Psikoloji uzmanlık alanım falan değil, özel olarak ilgi duyduğum için hastalarının dosyalarını kaleme alan birçok ruh doktorunun kitabını okudum. Bu kitapların çoğunda sayfalar dolusu ruhsal çözümleme bulunur. Genellikle olay sayısı azdır, bu yüzden anlatılanlara konsantre olmak zordur, birçok okura sıkıcı gelir hatta. Şunu net bir şekilde söyleyebilirim: Gülseren’in kitaplarında ruhsal analizlerden ziyade insanların okurken ilgisini çekecek olay örgülerinin üzerinde duruluyor ne yazık ki. Yani ruhunuzun derinliklerinde olan bitenlerden ziyade dünyada olan bitenlere odaklanıyor, kaleme almaya karar verdiği olayların büyük çoğunluğu da ne hikmetse çok sıradışı. Kitaplarda bahsi geçen hastaların hepsinin varlığından şüphem yok, bir doktoru / yazarı yalancılıkla itham etmek çok iddialı bir davranış olur ama bu kitapları okurken bir süre sonra Gülseren’in “Bu hastanın dosyasını nasıl daha çarpıcı şekilde okura sunarım?” ya da “Bu vaka insanların gözünde ve hafızasında nasıl daha büyük etki yaratır?” gibi kaygılar güttüğünü fark ettim açıkçası. Bazı hastalara ilişkin olayları, okuyucular nezdinde daha fazla sansasyon yaratacak şekilde bilinçli olarak değiştirdiğine inanıyorum. Çünkü psikolojiye ilgi duymayan birçok okur, basit birkaç ailevi olaya karşı çocukluk travmalarının irdelendiği sayfalar dolusu psikanaliz okumak istemez, doğal bir şey bu.

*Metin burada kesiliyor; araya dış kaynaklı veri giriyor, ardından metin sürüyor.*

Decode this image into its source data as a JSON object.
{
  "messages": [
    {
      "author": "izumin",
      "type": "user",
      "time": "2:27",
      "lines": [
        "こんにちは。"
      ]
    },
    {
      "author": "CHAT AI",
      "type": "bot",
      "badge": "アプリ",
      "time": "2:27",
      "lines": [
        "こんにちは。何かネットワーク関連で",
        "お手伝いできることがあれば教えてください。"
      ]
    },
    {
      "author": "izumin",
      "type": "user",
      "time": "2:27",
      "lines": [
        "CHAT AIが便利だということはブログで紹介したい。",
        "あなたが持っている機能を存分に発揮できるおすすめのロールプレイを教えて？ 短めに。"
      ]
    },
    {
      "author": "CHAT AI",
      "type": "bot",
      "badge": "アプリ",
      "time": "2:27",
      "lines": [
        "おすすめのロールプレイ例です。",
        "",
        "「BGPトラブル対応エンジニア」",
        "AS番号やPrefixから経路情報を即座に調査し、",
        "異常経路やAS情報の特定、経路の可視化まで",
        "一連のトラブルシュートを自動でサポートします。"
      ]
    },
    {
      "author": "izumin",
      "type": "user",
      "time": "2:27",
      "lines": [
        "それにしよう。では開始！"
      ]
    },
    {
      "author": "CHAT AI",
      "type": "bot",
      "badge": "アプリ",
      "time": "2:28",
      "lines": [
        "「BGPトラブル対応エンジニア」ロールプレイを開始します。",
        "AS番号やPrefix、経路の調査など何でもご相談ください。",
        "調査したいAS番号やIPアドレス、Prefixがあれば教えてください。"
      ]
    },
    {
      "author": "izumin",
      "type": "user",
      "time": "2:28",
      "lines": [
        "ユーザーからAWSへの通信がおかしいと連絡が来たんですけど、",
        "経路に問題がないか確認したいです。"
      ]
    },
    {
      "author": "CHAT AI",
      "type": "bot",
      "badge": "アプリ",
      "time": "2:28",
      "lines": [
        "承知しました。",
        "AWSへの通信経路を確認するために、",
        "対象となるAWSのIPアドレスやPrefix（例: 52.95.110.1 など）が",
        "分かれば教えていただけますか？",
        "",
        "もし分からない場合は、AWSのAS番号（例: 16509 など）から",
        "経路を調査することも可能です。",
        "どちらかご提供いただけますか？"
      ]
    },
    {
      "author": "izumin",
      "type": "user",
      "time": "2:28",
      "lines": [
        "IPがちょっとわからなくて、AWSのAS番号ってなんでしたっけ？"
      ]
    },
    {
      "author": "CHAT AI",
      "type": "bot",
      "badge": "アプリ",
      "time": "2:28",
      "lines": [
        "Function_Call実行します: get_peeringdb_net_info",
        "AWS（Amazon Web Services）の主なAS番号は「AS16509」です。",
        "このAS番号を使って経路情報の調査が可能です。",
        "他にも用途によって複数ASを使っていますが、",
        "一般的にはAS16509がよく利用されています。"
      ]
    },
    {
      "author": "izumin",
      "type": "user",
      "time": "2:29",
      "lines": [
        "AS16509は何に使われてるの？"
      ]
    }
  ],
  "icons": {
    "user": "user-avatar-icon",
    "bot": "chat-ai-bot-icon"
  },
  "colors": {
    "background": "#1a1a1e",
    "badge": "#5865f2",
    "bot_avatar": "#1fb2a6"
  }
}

Ayrıca Gülseren'in kitaplarında tedavi olmaya gelen hastaların kurdukları cümleler bazen o kadar uzun ve muntazam ki, yahu ruhsal bunalım yaşadığın için / kimseyle sorunlarını paylaşamadığın için onca para döküp bu seanslara geliyorsun, nasıl böyle güzel, anlamlı – bir başka deyişle roman gibi – cümleler kurabiliyorsun? Kitapta yer verilen diyalogların bir kısmı cidden inandırıcı gelmiyordu, bir sürü hastaya sahip doktor olarak yıllar önceki vakaları hafızasından bu kadar net aktarmış da olamaz. Ses kaydı alınmadığı sürece konuşmaların böyle birebir kitaplara yansıtılması mümkün değil, o da suç teşkil eder zaten.